Hi! I’ve reached the end of Lesson 4,(it was a tough one, no doubts)
But when I got to the last part when we added non-linearity to our model, I felt a bit overwhelmed, with all those unknown concepts, and one of them (naturally the most important one) really got me, that concept was the concept of neural networks.
I started to think about what the whole concept look like, but I ended up with only one explanation for why we use multiple layers… because this way can optimize our parameters more, and more. But that doesn’t seem so sensible, I feel like I’m missing something, and that’s where ReLU comes into the picture, but I can’t see how an activation function separates the layers so that they can do their own work, so I came up with a(n) (another)theory: we change every negative number to zero, and then when we get to the second layer thanks to the biases we can optimize our parameters more and more But what happens when a parameter like that becomes positive(this way multiplying it with the pixel (in case of mnist(lesson 4 basically) will be positive) hence SGD will start to optimize this parameter to because it’s not zero anymore, then… why do we need a second layer?
I’m sorry for the long description, can someone tell me what are the mistakes in my theory? I’ve read the book many times, watched this 10 minutes over and over again, but I don’t understand.
Cheers!
[slightly edited to add missing “but” and footnote]
Hi @d0rs4n! Good question. It turns out these are mostly separate.
We need nonlinear because a combination of linear functions is just another linear function, and linear functions aren’t flexible enough.* ReLU is about the dumbest linear function you can get, but (a) it’s fast, (b) it does at least as well as the old sigmoids, and c) it’s actually a lot better, probably due to a combination of sparsity and constant gradients.
We need layers to make things tractable. A single layer network has all the theoretical power of a deep net, but it needs to be exponentially wide to do so. Making the network deep allows the layers to abstract. Biological visual systems use the same trick.
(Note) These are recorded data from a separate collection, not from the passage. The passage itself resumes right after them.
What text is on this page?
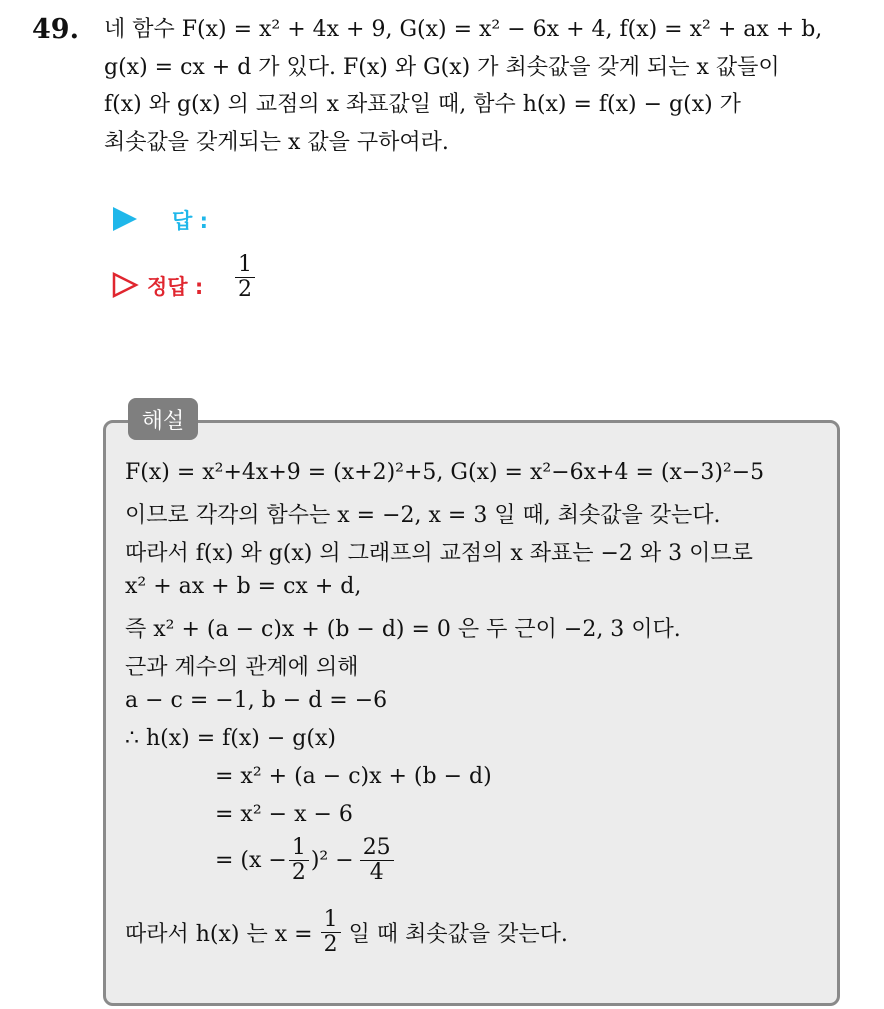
49. 네 함수 F(x) = x² + 4x + 9, G(x) = x² − 6x + 4, f(x) = x² + ax + b,
g(x) = cx + d 가 있다. F(x) 와 G(x) 가 최솟값을 갖게 되는 x 값들이
f(x) 와 g(x) 의 교점의 x 좌표값일 때, 함수 h(x) = f(x) − g(x) 가
최솟값을 갖게되는 x 값을 구하여라.
답 :
정답 : $\frac{1}{2}$
해설
F(x) = x²+4x+9 = (x+2)²+5, G(x) = x²−6x+4 = (x−3)²−5
이므로 각각의 함수는 x = −2, x = 3 일 때, 최솟값을 갖는다.
따라서 f(x) 와 g(x) 의 그래프의 교점의 x 좌표는 −2 와 3 이므로
x² + ax + b = cx + d,
즉 x² + (a − c)x + (b − d) = 0 은 두 근이 −2, 3 이다.
근과 계수의 관계에 의해
a − c = −1, b − d = −6
∴ h(x) = f(x) − g(x)
= x² + (a − c)x + (b − d)
= x² − x − 6
= $(x - \frac{1}{2} )^2 - \frac{25}{4}$
따라서 h(x) 는 $x = \frac{1}{2}$ 일 때 최솟값을 갖는다.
Abstraction means more regularity and fewer parameters, so it’s both faster and more robust.
The magic of deep nets really lies in the automatic feature selection, and that’s driven by the deep structure. Give a regression those same 2,048+ extracted features, and it will often do nearly as well.
* Not flexible enough: SVMs are linear, but they nonlinearly-transform the data into a higher-dimensional space.
Thank you for your answer! It’s very comprehensive!
But I still have a few questions. When we turn negative numbers to zeros, won’t it… make the gradient for this parameter zero? Furthermore, in the second layer this zero will become … the bias(?), and SGD can optimize it more and more, but I’m still not comfortable with the definition of layers, how they interact with each other. Basically the thing I see, is like… two layers of weights(in case of a two layer neural net.), that are both optimized by SGD, but at the end the same thing happens, we multiply our parameters with the weights and add the bias, and do the same with the other layers of the weights too, on the result set. Probably that’s the place where I have a lack of understanding, since I can see that between those two operations ReLU will make every “unimportant” weights, well… zero, and here comes my first question
I hope you can follow along with my problem, and thank you for your kind help!
My answer didn’t quite work for you, so next take a look at similar discussion from other writers first to see if they help:
- ReLU unreasonably effective! I think this one is closest to your question. Apparently the best answer was “Handout 3B.” Good band name.
- Why can’t ReLU [over]fit my sine wave? Has an insightful example/discussion.
- Why ReLU again?
- Are vanishing gradients good? Or… why did this work at all?
- Google says Swish beats ReLU. (2017, so may not have held up?? But interesting.)
Let us know where you are after looking at a couple of those?
I’ve read all of them, also found some videos, but the thing is, that I might have problems with understanding something else.
Here, I’m not sure I understand how is it possible that the first layer constructs 30 features, what are those features?(The book hasn’t mentioned those before…) I mean in case of a 28*28 image you multiply the pixels with the weights add the bias, and that’s it, in the previous example in chapter 4, we simply summed this matrix(the matrix after the multiplication), and used a sigmoid function! (Strange, because I can imagine why we have to use sigmoid… (because the loss function)) And that was the prediction, but what does the first layer constructs in this case?
I think, that was the problem, I just didn’t realize until now.